On January 15, 2019, the United States Supreme Court issued a landmark decision, ruling unanimously that independent contractors who work in transportation may not be forced into mandatory arbitration. In New Prime Inc. v. Oliveira, the Court held 8-0 that an exemption in the Federal Arbitration Act (FAA) for transportation workers involved in interstate commerce applies to independent contractors. This is a significant change in the law. For many years, the Court consistently favored the enforceability of arbitration agreements, but yesterday that approach shifted.

The Court found, first, that the determination as to whether exceptions of the FAA applied was a role for the courts and not an arbitrator, and second, that the intent of the FAA covered any type of employer-employee agreement, including independent contractor relationships. In reaching this decision, the Court explained that, in 1925, when the FAA was adopted by Congress, the word “employment” did not distinguish between employers and contractors, and thus the intent of the FAA was to cover any agreements to perform work.

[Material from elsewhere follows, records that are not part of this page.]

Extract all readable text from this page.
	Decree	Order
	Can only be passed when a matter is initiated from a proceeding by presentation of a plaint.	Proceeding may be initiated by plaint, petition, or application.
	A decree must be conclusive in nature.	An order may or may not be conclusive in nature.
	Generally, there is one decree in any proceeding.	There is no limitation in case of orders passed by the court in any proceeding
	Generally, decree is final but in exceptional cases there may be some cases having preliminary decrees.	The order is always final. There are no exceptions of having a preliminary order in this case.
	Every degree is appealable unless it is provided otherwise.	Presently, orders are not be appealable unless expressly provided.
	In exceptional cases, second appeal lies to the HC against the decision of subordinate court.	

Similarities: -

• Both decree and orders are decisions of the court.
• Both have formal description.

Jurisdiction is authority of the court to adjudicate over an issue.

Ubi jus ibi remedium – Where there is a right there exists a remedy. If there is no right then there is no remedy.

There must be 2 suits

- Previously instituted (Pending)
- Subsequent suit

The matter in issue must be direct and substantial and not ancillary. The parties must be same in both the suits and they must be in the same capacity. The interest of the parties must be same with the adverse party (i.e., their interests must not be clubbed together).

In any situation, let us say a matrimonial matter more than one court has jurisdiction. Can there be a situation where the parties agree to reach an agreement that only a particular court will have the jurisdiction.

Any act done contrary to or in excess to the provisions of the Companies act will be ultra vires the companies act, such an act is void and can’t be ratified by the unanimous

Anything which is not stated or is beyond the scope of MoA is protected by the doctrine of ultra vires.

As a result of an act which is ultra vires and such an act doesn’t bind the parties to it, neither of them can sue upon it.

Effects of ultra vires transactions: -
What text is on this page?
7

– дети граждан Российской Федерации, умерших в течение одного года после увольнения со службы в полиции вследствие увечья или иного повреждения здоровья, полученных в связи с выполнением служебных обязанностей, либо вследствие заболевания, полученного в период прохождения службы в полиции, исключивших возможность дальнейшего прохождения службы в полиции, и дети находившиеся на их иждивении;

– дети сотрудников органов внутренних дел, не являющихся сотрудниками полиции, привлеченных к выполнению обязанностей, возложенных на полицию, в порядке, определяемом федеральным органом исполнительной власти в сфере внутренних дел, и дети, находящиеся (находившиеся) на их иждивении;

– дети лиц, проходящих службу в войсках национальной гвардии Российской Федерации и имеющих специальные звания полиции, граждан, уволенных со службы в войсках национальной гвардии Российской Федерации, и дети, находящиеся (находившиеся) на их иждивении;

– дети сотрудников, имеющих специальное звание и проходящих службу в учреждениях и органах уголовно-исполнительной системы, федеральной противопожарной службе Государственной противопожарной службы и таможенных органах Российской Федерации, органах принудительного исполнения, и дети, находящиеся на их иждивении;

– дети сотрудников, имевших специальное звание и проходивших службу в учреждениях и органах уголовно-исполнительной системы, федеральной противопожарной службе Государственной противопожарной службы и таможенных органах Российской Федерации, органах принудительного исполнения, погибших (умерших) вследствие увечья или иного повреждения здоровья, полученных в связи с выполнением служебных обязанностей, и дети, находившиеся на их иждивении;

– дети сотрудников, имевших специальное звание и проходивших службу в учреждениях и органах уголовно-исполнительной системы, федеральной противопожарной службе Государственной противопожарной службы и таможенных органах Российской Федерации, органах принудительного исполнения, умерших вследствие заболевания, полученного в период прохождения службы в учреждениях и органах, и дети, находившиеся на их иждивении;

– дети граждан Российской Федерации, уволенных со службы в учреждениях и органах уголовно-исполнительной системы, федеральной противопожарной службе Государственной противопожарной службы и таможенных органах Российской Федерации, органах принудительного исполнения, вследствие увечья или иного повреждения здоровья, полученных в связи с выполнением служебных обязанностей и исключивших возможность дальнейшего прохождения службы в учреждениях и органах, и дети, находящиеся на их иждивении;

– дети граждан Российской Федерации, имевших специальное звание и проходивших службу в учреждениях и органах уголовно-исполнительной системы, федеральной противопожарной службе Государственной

In light of New Prime, workers in the trucking and transportation industries cannot be forced to arbitrate even if a contract is “crystal clear and requires arbitration of every question under the sun.” The Court found that regardless of the terms of a written agreement between the parties, the FAA does not authorize a trial court to stay litigation and send the parties to arbitration.

The past year was a wild ride for the transportation industry, and it looks like 2019 will be no different. We are continuing to analyze this new decision and monitor its fallout. For now, we continue to advise that class action waivers should be used to limit risks of class-wide claims, whether in arbitration or in court.